Quand il s’est envolé étudier aux Etats-Unis, Eui-Gak Hwang, professeur émérite en
économies de l’Université de Corée, a compris le sort réservé à l’agriculture de son
pays.
Le professeur explique à un parterre de responsables marocains comment marche la
Corée du Sud. Il répond à une question du Pr Nacer El Kadiri, enseignant-chercheur
à l’Insea (Institut de statistique et d’économie appliquée), sur l’avenir du secteur avec
une exceptionnelle conviction. Le Pr raconte une histoire: la sienne, et à travers ce
que traverse la Corée du Sud.
«Je me rappelle la première fois quand je suis rentré dans un drugstore. J’ai alors
acheté du riz. Il était de meilleure qualité et nettement moins cher que le riz coréen.
Et là, j’ai compris que l’agriculture coréenne ne serait jamais compétitive. Il faut être
franc. Aujourd’hui, l’agriculture représente moins de 10% du PIB de la Corée du Sud.
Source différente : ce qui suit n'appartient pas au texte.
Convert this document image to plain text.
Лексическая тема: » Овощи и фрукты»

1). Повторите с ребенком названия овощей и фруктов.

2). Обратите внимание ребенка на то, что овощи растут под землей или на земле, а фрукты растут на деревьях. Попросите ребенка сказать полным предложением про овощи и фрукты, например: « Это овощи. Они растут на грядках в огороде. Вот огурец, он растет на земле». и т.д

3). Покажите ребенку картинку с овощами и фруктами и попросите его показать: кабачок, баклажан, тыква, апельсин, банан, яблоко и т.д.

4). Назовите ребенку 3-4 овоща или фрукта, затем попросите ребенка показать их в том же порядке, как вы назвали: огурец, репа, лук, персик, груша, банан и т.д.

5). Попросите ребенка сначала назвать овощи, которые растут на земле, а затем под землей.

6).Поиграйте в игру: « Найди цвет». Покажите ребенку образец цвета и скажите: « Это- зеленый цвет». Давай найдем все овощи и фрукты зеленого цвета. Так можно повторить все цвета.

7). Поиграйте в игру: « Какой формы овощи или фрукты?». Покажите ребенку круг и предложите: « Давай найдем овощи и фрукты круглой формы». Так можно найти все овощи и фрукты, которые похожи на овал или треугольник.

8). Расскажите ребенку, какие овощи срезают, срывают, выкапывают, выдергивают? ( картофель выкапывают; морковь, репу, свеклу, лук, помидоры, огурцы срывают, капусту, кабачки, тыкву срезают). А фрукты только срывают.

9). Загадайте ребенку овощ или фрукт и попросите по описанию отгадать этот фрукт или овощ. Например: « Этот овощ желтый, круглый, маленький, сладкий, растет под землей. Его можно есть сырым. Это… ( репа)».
Nous ne sommes pas compétitifs sur ce secteur. Alors nous protégerons autant que
possible et jusqu’au bout de nos possibilités l’agriculture coréenne, mais le fait est
que, mondialement, nous ne sommes pas compétitifs». En fait, les temps sont durs
pour les petits agriculteurs. Tout le monde se rappelle du Coréen qui s’est suicidé de
désespoir lors des manifestations antimondialisation à Cancun lors de la réunion de
l’Organisation mondiale du commerce. Le désespoir des «petits» agriculteurs est
mondial. Les concessions demandées et les subventions déloyales des pays les plus
puissants (USA, UE) bouleversent ce petit monde. La Corée du Sud est plutôt le
pays leader des nouvelles technologies. La conception du Pr Hwang est
intéressante: il ne voit pas pourquoi on continue à s’acharner sur le mythe de
l’autosuffisance. «Pourquoi ne pas considérer l’agriculture comme les autres
secteurs? Les échanges avec les pays de la région de l’Asie du Sud-Est sont
complémentaires», explique le professeur. Le Japon, la Chine et les Etats-Unis sont
les principaux partenaires de la Corée du Sud.